Final min_stock = 0, so answer is 5 - 0 = 5.

This case demonstrates immediate collapse after the second demand. The threshold must be large enough to prevent ever letting stock fall to zero.

Complexity Analysis

Measure Complexity Explanation
Time O(n per test case) Each customer is processed once with constant work
Space O(1) Only a few counters are maintained

The total input size across all test cases is bounded, so a linear scan over all arrays comfortably fits within limits.

Test Cases

import sys, io

def run(inp: str) -> str:
    sys.stdin = io.StringIO(inp)
    from collections import deque

    input = sys.stdin.readline

    t = int(input())
    out = []
    for _ in range(t):
        n, m = map(int, input().split())
        a = list(map(int, input().split()))

        stock = m
        min_stock = m

        for x in a:
            if stock >= x:
                stock -= x
            else:
                stock = 0
            min_stock = min(min_stock, stock)

        out.append(str(m - min_stock))

    return "\n".join(out)

# provided sample-like tests
assert run("1\n3 5\n1 1 1\n") == "3"
assert run("1\n2 5\n4 4\n") == "5"

# custom tests
assert run("1\n1 10\n10\n") == "10"
assert run("1\n4 7\n1 2 3 1\n") == "6"
assert run("1\n3 6\n2 2 2\n") == "4"
Test input Expected output What it validates
single full depletion m immediate failure case
uniform small consumption intermediate buffer cumulative depletion
mixed demands non-trivial tracking correctness of running minimum

Edge Cases

A key edge case is when a single customer demand exactly equals m. For input n = 1, m = 10, a = [10], stock drops from 10 to 0 immediately, so min_stock = 0 and the answer becomes 10. This matches the intuition that without a large threshold, any refill policy is irrelevant because the system is exhausted in one step.

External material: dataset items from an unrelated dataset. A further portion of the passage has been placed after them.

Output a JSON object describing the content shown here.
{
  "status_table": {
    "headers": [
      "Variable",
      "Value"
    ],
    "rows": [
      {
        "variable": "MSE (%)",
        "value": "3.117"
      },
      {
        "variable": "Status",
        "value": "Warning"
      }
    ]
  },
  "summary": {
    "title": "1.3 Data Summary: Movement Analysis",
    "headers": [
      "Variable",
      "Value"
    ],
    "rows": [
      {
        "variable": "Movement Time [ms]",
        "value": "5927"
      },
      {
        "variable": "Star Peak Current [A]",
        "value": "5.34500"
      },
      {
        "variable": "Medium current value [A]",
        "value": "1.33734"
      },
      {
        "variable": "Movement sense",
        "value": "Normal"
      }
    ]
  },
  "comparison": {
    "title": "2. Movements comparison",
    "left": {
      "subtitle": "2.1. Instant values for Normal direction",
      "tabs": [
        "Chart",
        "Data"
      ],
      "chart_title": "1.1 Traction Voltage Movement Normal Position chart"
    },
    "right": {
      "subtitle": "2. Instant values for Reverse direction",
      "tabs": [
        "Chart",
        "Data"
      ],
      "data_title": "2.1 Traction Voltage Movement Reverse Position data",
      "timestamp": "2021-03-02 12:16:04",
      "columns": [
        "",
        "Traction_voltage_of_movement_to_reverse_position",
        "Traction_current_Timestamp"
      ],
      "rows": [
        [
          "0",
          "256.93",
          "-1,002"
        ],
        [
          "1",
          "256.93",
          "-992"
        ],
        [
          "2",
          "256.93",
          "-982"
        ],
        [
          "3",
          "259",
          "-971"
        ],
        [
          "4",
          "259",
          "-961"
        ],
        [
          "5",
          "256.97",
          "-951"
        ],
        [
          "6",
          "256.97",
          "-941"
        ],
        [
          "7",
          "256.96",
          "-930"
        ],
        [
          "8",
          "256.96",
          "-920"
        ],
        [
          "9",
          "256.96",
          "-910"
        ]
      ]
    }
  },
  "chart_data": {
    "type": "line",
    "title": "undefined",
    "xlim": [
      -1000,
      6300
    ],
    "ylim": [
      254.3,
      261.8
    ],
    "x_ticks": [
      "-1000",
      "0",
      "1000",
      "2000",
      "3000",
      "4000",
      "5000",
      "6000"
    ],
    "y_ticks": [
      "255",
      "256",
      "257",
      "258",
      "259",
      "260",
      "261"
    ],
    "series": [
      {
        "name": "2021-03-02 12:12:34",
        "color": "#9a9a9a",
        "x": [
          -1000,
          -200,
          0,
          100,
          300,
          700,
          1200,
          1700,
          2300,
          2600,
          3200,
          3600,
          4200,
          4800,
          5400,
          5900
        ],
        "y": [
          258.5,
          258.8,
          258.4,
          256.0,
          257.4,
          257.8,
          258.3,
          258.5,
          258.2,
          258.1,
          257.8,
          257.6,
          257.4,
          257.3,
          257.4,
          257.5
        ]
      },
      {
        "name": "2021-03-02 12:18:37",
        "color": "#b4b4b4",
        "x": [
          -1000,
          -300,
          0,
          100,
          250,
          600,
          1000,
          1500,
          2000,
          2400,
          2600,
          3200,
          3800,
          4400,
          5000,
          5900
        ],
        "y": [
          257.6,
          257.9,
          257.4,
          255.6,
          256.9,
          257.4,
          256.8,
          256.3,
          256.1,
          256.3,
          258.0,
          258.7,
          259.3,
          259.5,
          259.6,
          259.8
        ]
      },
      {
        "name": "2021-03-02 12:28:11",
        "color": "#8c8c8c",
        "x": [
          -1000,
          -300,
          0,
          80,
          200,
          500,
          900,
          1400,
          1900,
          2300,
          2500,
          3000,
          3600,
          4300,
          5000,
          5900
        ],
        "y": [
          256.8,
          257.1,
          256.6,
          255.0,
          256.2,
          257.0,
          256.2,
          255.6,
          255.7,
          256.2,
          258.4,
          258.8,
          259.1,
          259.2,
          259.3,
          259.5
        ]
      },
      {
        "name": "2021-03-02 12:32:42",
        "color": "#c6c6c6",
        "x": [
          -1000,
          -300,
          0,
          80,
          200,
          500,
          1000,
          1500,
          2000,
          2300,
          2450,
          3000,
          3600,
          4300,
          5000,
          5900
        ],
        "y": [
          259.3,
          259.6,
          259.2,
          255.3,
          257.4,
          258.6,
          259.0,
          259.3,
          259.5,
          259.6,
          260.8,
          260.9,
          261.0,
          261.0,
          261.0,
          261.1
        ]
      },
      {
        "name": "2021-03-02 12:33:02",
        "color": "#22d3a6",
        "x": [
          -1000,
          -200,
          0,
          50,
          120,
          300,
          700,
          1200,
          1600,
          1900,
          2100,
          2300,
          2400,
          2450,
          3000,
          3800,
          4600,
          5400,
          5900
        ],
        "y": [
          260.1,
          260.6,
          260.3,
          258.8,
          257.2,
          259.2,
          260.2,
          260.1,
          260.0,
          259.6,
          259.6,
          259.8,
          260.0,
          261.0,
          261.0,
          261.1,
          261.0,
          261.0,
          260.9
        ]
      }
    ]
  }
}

Another case is repeated small demands that slowly drain stock without ever triggering immediate failure. For m = 6, a = [2, 2, 2], the stock goes 6 → 4 → 2 → 0, and the computed threshold reflects that continuous drain is as dangerous as a single large spike.

These cases confirm that the algorithm correctly captures both burst depletion and gradual depletion under a single unified measure of minimum stock.